3) Therefore, we must do this.
https://www.youtube.com/watch?v=vidzkYnaf6Y
I thought that was the voter's fallacy.
1 reply →
This is basically how all bureaucracy comes about. In startups everything is so new that problems haven't had time to happen. In big tech, because they have a tremendous knowledge base of previous incidents and the resulting safeguards, every single step seems mired in bureaucracy.
This is why death is a feature and not a bug.
The thing is: it's very easy to play up the likelihood and severity of problems that are entirely imaginary. This can be just a bad habit, but also a deliberate tactic. In either case, a lot of effort, time, money, etc. is wasted.
Waiting for something to actually happen before allocating resources to preventing it is (to some degree) a rational policy.

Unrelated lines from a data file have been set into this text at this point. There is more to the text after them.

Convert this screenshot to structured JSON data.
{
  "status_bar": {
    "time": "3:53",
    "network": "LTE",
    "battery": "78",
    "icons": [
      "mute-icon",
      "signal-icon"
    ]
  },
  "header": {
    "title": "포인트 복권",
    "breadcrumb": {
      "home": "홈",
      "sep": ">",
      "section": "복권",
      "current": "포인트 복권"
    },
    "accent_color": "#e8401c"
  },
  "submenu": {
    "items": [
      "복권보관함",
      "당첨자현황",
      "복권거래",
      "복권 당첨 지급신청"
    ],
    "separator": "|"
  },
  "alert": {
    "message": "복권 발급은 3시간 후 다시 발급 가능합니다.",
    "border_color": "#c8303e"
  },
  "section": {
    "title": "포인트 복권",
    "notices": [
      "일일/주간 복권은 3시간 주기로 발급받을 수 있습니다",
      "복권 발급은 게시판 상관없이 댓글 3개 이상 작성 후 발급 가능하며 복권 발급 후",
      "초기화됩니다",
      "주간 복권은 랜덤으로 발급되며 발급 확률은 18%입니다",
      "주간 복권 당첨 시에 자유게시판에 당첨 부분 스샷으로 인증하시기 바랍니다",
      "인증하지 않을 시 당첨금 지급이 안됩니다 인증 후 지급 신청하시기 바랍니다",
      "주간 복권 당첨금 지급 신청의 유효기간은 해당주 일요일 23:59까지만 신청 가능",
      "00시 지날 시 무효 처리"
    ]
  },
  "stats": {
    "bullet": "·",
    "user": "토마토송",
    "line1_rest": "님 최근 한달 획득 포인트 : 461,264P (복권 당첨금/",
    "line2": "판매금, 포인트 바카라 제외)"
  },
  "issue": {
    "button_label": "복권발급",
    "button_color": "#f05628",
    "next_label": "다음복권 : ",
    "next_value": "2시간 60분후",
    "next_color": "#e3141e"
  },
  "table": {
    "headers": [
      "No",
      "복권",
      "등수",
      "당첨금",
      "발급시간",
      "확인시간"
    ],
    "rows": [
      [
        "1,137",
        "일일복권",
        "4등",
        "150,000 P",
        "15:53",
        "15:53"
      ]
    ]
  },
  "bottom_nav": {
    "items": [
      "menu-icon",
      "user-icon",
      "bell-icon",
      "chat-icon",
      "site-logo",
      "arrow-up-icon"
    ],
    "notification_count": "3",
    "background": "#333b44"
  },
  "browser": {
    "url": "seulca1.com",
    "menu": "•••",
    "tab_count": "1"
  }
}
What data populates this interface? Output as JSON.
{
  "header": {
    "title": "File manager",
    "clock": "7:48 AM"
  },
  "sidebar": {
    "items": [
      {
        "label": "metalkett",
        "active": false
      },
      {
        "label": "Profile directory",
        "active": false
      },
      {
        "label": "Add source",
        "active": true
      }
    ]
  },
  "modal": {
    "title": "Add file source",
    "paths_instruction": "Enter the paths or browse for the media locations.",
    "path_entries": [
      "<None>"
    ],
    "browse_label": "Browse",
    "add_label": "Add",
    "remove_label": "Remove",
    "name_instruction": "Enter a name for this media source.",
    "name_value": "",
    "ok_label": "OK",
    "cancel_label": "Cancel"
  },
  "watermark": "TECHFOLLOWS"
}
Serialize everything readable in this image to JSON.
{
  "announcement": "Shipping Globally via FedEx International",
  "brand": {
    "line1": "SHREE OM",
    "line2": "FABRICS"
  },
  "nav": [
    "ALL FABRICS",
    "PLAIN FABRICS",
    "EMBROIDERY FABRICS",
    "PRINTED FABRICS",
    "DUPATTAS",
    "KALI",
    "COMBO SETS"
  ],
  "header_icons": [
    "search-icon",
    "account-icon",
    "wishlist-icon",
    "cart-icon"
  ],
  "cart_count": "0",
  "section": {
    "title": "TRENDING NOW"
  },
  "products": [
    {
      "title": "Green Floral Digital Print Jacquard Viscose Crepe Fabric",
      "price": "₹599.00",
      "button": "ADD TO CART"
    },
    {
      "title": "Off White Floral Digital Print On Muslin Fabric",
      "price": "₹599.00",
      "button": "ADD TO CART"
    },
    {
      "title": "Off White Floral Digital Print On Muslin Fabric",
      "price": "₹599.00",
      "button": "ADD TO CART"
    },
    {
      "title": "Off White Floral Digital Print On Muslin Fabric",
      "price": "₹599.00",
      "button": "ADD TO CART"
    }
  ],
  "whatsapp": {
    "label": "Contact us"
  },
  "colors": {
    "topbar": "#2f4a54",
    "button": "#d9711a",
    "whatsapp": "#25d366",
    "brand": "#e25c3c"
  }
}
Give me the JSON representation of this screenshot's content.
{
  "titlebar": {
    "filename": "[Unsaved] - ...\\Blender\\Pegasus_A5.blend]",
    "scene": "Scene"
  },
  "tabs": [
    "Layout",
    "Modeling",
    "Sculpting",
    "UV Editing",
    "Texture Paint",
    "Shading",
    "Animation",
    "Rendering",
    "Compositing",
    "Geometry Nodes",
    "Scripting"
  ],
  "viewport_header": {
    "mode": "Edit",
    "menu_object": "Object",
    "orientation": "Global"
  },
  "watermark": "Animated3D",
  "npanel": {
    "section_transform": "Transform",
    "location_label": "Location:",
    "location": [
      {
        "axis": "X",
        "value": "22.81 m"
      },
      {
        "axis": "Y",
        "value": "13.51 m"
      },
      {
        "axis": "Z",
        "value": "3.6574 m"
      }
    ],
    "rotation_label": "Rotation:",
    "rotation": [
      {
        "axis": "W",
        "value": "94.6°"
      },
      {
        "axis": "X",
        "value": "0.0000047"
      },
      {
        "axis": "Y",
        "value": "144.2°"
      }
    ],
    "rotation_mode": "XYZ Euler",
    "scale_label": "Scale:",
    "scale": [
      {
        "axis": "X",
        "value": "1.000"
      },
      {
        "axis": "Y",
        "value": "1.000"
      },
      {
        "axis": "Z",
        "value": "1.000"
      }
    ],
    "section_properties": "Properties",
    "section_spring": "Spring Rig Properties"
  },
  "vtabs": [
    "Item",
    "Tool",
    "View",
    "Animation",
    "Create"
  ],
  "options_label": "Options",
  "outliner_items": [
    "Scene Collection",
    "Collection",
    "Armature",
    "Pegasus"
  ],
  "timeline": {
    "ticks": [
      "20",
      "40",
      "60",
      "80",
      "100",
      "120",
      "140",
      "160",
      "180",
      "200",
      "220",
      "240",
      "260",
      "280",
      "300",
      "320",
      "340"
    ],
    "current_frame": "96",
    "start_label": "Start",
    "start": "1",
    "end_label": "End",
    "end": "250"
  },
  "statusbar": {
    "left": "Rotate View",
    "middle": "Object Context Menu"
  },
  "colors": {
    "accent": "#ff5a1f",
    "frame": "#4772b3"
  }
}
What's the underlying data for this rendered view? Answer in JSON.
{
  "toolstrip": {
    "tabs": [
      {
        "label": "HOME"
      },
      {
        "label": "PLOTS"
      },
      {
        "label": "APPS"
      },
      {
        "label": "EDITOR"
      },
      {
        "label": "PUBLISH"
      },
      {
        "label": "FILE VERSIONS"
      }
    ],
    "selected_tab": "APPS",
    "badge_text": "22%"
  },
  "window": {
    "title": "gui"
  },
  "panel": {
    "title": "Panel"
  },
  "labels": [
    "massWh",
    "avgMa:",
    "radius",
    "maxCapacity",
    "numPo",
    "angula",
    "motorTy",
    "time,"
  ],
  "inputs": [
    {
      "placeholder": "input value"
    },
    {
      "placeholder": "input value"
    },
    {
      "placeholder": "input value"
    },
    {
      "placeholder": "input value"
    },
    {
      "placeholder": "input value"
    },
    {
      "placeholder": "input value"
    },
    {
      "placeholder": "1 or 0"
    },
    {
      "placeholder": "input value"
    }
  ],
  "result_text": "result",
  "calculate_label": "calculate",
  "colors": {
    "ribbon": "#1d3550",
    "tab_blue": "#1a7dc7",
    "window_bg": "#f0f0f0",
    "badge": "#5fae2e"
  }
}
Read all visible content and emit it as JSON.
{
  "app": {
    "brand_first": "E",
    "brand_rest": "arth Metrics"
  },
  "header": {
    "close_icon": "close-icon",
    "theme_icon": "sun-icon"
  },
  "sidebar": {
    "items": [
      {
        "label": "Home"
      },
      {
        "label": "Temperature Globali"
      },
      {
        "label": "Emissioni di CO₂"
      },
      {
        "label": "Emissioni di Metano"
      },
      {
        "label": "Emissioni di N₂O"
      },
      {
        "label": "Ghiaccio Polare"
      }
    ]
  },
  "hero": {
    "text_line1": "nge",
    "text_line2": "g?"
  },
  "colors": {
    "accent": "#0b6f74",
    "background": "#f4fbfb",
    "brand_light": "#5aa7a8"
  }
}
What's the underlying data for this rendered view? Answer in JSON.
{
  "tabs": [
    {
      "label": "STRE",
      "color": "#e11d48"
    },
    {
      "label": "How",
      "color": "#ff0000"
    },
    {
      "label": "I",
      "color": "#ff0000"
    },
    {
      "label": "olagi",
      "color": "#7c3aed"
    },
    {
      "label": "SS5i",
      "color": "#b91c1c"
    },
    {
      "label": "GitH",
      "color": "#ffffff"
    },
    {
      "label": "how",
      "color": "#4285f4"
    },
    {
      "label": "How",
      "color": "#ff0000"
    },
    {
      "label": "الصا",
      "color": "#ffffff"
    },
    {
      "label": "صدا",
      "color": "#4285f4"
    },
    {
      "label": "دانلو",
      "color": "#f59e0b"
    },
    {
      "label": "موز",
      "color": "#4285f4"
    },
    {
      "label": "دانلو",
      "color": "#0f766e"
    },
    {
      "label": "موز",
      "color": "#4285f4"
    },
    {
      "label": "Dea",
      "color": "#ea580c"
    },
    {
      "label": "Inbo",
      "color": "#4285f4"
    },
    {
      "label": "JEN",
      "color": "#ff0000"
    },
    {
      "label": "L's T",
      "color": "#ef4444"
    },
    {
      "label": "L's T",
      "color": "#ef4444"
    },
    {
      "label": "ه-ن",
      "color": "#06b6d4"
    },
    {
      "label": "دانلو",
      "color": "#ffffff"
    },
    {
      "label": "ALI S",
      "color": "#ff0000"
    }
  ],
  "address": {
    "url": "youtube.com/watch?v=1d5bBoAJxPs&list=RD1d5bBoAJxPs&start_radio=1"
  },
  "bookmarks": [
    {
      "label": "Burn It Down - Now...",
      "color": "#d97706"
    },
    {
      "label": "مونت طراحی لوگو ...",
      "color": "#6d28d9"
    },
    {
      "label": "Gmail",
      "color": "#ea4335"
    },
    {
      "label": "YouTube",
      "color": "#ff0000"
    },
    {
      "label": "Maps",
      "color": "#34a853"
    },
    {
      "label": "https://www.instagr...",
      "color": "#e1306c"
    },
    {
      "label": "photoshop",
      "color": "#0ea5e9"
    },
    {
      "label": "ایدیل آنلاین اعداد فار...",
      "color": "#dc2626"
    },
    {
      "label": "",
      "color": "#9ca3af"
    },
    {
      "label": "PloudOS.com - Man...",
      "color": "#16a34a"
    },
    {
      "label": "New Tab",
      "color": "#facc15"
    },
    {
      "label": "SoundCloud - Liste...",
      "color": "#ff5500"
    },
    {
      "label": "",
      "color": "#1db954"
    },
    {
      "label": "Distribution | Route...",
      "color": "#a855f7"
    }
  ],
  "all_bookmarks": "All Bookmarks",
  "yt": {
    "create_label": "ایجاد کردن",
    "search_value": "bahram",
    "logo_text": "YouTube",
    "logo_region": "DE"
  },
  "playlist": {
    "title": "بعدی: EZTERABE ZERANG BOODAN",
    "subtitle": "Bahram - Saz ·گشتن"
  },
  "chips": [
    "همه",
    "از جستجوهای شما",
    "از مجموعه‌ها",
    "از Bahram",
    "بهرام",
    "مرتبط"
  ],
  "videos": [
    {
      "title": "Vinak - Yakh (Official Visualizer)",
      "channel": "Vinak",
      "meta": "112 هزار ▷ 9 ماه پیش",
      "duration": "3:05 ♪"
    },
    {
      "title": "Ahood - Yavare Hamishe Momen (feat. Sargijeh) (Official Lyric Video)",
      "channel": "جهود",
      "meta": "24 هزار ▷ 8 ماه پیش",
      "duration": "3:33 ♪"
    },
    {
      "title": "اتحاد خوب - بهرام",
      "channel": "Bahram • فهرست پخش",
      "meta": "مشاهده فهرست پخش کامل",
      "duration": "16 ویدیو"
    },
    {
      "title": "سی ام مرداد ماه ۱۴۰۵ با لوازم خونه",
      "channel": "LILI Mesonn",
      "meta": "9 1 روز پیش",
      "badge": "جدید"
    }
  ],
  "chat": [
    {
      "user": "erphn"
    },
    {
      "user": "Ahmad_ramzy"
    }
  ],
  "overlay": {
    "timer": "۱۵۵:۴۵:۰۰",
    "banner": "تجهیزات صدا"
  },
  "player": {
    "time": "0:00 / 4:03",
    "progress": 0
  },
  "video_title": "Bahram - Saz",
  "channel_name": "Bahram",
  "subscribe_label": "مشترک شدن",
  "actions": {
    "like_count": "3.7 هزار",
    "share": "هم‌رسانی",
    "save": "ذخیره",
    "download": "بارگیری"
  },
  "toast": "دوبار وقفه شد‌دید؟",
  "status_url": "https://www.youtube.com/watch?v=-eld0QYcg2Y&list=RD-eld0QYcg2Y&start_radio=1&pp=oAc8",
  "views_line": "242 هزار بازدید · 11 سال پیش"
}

yeah that to the Ai doomers who are making six figures off of it
The argument there is that waiting for "it" to happen would be way too late. Especially if "it" is a billion people are dead and the rest of the people don't have much time.
1 reply →
I have worked in finance tech all my career, so I'm not sure how other orgs work, but this is extremely pertinent. Large investment banks react exactly like this.
I spent a miserable year trying to convince people that they were over-reacting to an outage and there was a very simple solution to the exact problem that occurred. But when senior managers see their jobs at risk because of a repeat, they'll mandate that the entire department review their code for similar issues and remediate. They'll also listen to the loudest voices who somehow come up with massively over-engineered solutions.
Another example, we had a password expire which caused an outage on our trading stack. The amount of effort that went into stupidly convoluted hand-crafted solutions ensuring this "didn't happen again" was laughable. And in the end, after more than a year of work, the whole thing was abandoned in favour of a much simpler centralised solution that should have been done from the start.